On establishing a successful connection, you may check the latency toward the core network by following the steps.

  1. Ping test to the Core Network: On the UE container, copy the ping command from the output shown in the image above (from Step 8) and run it to ping the core network and ensure stable connection. For example:

    # ping -I enxd62467e35368 10.45.0.1 -c 10

    An example output of the ping command is shown below.

    ../../_images/ping_result.png

Throughput Test

  1. TCP Throughput Test: On the UE container, copy the iperf3 command from the output shown in Step 8 and run it to measure the downlink throughput from the core network to the UE. The command uses TCP protocol with the -R flag for reverse mode (downlink). For example:

    # iperf3 -c 10.45.0.1 -p 5203 -B 10.45.0.10 -R -t 10

    Note

    Make sure to use your UE’s assigned IP address (obtained from Step 8) in the -B flag.

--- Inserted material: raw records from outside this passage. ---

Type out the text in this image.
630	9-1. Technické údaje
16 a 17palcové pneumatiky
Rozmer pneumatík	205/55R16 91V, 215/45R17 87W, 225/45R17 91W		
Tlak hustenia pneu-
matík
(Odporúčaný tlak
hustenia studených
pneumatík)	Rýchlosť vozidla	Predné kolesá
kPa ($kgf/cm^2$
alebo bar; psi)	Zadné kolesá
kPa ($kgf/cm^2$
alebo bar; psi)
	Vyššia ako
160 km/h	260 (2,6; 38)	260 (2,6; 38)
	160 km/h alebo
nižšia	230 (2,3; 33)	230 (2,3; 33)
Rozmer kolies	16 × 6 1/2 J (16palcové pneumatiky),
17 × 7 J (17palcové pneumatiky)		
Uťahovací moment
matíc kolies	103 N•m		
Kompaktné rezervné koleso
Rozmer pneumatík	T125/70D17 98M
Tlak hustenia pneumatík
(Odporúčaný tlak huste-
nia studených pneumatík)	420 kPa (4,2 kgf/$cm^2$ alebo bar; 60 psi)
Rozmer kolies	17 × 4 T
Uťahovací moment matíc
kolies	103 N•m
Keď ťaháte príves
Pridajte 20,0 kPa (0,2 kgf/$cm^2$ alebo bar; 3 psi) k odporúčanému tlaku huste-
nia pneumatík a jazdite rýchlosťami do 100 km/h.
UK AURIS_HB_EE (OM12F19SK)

    The iPerf3 command output shows the downlink throughput as follows.

    ../../_images/iperf_result.png

On the gNB, you can view the console traces with parameters such as bit-rate, CQI, and MCS. To view these parameters, press t followed by ENTER inside the gNB container. The srsgNB console trace will display as shown in the image below (while the iPerf3 command is running at the UE).

../../_images/gnb_log.png

Accessing gNB Logs

The gNB writes per-UE metrics to JSON logs in the /root directory. Each run creates a file named gnb_metricsx.json.

Log schema (example):

{
   "ue_container": {
      "pci": 3,
      "rnti": 24658,
      "cqi": 7,
      "ri": 1,
      "dl_mcs": 18,
      "dl_brate": 92.5,
      "dl_nof_ok": 12345,
      "dl_nof_nok": 12,
      "dl_bs": 0,
      "pusch_snr_db": 18.7,
      "ul_mcs": 16,
      "ul_brate": 21.3,
      "ul_nof_ok": 6789,
      "ul_nof_nok": 4,
      "bsr": 0
   }
}

Accessing the logs:

  • Real time during the gNB run (Please open a separate terminal to follow logs):

    # tail -f /root/gnb_metricsx.json

  • After the experiment, open the saved log file:

    # nano /root/gnb_metricsx.json

Use these logs to track CQI, MCS, DL/UL bit-rates, SNR, and packet success/drop rates for each UE while the gNB is running.